Sys., Inc. v. Lanehart, 97-2870 (La.App. 1 Cir. 12/28/98), 723 So.2d 1113, writ
denied, 99-222 (La. 3/19/99), 740 So.2d 116. The use of a mandamus proceeding
is appropriate when seeking compliance with the statutory right of a shareholder to
inspect corporate records. Directional Wireline Servs., 552 So.2d 1201.; La.Code
Civ.P. arts. 3861 and 3864. Findings of fact regarding whether to issue a writ of
mandamus are subject to the manifest error standard of review. Guidry v. Gulf
Coast Coil Tubing, 09-621 (La.App. 3 Cir. 12/9/09), 24 So.3d 1019.
In denying Ms. Hess’s petition for writ of mandamus, the trial court found
that M & C had not denied her the right to inspect the records. Instead, the trial
court found that M & C simply requested a non-disclosure agreement, suggested
that the request for documents was overbroad, and requested rescheduling of the
date for inspection. The trial court also found that M & C offered to send tax
returns and other documents to counsel for Ms. Hess. The trial court further held
that Ms. Hess had the ability to obtain the documents by ordinary means of
discovery in the other pending litigation.
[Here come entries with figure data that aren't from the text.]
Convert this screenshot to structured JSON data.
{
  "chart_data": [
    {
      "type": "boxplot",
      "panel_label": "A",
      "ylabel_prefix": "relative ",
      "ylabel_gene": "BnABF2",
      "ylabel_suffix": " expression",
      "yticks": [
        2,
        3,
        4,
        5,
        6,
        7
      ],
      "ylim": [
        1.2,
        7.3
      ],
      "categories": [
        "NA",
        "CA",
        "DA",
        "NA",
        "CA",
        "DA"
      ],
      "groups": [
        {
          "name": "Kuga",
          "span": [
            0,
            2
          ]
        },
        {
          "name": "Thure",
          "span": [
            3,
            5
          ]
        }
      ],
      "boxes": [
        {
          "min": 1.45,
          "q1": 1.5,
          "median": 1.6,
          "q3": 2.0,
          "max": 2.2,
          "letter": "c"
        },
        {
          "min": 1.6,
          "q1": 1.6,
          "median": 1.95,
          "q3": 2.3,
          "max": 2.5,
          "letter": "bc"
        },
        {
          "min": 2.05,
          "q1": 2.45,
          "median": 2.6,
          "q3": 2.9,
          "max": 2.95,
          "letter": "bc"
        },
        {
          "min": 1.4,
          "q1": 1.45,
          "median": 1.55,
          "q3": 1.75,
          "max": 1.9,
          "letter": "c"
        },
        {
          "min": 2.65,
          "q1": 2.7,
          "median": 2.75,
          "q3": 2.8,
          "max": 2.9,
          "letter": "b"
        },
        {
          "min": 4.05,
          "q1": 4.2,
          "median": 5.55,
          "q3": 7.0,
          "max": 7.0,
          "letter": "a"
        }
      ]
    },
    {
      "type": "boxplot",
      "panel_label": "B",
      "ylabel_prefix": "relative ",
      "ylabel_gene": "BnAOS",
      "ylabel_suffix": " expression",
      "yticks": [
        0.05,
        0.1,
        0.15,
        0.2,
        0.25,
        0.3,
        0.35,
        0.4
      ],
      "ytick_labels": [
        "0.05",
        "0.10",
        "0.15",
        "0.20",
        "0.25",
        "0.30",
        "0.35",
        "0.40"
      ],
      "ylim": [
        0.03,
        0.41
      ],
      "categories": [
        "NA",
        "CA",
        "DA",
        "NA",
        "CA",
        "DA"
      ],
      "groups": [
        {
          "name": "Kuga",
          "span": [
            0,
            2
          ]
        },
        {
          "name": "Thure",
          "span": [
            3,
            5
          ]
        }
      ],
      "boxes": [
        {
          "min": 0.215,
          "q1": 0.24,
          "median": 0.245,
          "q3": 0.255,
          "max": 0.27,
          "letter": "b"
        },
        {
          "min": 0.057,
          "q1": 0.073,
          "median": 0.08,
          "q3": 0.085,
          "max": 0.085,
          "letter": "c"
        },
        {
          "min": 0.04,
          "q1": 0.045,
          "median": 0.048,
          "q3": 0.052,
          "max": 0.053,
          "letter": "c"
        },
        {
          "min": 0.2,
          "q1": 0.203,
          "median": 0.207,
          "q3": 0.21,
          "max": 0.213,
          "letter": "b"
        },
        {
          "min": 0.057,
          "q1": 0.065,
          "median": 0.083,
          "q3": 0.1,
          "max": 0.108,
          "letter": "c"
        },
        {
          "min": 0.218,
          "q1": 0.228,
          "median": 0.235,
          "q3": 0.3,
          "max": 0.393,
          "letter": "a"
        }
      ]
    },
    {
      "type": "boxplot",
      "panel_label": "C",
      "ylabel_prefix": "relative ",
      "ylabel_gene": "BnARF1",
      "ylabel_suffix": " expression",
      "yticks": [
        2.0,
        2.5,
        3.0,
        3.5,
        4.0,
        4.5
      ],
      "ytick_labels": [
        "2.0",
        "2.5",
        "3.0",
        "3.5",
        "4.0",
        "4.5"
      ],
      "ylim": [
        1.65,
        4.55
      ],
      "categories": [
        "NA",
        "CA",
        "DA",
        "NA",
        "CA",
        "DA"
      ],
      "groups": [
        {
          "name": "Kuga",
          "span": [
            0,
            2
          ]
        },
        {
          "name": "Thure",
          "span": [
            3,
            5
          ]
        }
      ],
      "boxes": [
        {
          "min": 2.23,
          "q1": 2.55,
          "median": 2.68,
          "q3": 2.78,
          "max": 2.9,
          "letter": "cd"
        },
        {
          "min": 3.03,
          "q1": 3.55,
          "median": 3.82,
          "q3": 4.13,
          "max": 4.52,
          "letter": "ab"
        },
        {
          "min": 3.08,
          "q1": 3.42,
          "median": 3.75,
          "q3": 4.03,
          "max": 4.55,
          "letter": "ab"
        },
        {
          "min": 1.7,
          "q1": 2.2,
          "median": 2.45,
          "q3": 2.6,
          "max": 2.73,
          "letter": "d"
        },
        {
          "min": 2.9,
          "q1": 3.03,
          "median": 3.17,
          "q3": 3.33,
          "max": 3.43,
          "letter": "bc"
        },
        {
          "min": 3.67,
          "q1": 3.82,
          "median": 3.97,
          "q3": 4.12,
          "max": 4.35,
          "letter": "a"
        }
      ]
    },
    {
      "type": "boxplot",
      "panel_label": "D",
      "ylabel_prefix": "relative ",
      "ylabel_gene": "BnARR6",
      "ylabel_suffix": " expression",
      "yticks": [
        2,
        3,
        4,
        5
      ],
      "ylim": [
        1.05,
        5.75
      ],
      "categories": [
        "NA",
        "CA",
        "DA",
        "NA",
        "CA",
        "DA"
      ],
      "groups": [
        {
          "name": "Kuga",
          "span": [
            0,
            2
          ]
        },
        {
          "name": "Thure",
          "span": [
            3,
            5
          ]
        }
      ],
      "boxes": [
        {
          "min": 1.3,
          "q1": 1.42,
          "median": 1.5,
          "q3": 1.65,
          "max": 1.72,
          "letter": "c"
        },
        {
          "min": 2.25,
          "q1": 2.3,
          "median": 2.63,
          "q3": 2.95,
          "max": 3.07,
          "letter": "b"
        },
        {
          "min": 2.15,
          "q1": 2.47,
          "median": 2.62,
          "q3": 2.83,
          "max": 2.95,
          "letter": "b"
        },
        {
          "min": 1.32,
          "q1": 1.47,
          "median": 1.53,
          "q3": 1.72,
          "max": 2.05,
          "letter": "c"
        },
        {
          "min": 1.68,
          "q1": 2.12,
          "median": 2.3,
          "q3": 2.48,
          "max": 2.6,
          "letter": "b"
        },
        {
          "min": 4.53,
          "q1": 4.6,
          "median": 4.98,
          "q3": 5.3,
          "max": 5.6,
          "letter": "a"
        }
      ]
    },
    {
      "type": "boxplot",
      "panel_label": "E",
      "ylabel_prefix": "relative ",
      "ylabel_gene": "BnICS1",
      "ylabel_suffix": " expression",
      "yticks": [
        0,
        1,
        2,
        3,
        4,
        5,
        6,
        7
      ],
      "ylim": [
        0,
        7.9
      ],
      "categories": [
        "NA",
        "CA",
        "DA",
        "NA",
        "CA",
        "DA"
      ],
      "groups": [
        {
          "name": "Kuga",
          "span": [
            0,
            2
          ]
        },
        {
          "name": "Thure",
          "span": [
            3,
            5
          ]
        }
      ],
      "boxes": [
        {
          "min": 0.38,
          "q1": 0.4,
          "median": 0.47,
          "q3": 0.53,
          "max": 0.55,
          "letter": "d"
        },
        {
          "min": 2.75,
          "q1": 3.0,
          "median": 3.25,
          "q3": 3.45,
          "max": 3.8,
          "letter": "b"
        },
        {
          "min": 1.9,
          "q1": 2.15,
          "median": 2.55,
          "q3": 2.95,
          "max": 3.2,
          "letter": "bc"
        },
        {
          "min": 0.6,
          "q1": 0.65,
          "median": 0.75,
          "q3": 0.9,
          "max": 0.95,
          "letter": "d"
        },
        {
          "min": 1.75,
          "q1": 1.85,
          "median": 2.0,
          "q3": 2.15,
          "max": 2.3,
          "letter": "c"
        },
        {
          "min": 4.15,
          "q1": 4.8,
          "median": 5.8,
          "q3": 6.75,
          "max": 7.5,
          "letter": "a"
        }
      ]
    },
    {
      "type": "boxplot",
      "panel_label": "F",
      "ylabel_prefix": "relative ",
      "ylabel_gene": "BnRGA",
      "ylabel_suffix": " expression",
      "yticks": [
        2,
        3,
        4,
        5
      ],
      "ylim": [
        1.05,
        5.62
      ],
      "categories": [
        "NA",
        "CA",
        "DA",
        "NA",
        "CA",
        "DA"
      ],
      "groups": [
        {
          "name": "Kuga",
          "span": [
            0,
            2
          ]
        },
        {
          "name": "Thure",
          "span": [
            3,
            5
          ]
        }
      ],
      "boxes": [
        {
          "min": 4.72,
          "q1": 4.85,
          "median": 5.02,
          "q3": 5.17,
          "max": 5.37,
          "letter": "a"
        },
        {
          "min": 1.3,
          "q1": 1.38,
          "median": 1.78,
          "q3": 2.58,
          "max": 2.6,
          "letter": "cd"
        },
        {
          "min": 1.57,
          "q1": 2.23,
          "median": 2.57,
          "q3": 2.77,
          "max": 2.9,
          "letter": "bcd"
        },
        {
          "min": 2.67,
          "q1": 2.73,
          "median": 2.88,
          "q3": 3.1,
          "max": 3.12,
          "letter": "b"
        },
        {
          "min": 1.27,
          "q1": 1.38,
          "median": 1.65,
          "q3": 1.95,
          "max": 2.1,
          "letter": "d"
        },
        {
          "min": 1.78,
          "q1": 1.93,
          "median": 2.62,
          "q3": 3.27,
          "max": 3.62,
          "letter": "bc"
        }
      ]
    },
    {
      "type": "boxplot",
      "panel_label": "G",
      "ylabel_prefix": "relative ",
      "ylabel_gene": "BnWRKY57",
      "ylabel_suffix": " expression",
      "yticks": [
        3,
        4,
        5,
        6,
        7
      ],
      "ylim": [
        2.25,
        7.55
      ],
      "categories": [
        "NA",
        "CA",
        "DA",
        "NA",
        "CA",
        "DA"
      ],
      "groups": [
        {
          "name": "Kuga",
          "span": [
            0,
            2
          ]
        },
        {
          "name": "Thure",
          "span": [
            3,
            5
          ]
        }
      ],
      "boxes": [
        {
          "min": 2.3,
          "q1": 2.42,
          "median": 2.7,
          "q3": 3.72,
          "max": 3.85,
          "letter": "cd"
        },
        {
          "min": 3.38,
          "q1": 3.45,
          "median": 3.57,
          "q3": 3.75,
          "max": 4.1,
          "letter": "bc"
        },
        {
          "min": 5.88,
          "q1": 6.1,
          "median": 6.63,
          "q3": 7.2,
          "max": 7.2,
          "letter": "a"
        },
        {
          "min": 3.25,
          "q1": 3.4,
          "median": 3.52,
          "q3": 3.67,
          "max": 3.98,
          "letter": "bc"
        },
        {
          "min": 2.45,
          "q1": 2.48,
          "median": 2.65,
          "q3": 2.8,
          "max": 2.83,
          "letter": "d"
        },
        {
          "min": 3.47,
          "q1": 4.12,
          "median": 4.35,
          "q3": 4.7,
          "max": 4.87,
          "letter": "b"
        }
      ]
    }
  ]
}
Louisiana Revised Statutes 12:103(D)(1)(a) provides that a shareholder has
the right of inspection “at any reasonable time.” However, the right of inspection
does not entitle a shareholder to insist upon a particular time or place for
conducting the inspection. What is a reasonable time depends upon the
3 circumstances of each case. It is probable that there may be days or times when a
place of business is not able to accommodate a request to review its records.
M & C has never denied Ms. Hess the right to inspect its records. It
repeatedly tried to contact her counsel but never received any communication from
him. As soon as the day arrived that Ms. Hess requested that she be able to inspect
M & C’s records, Ms. Hess filed the petition for writ of mandamus. However, M
& C did not refuse Ms. Hess the right to inspect the records. M & C attempted to
no avail, to set another date for the inspection.
Furthermore, La.R.S. 12:103 allows a court to deny access to confidential
corporate information or specify that it be disclosed only in a designated way.
Thornton, 723 So.2d 1113; Ales v. Sewell, 00-2017, 00-2018 (La.App. 4 Cir.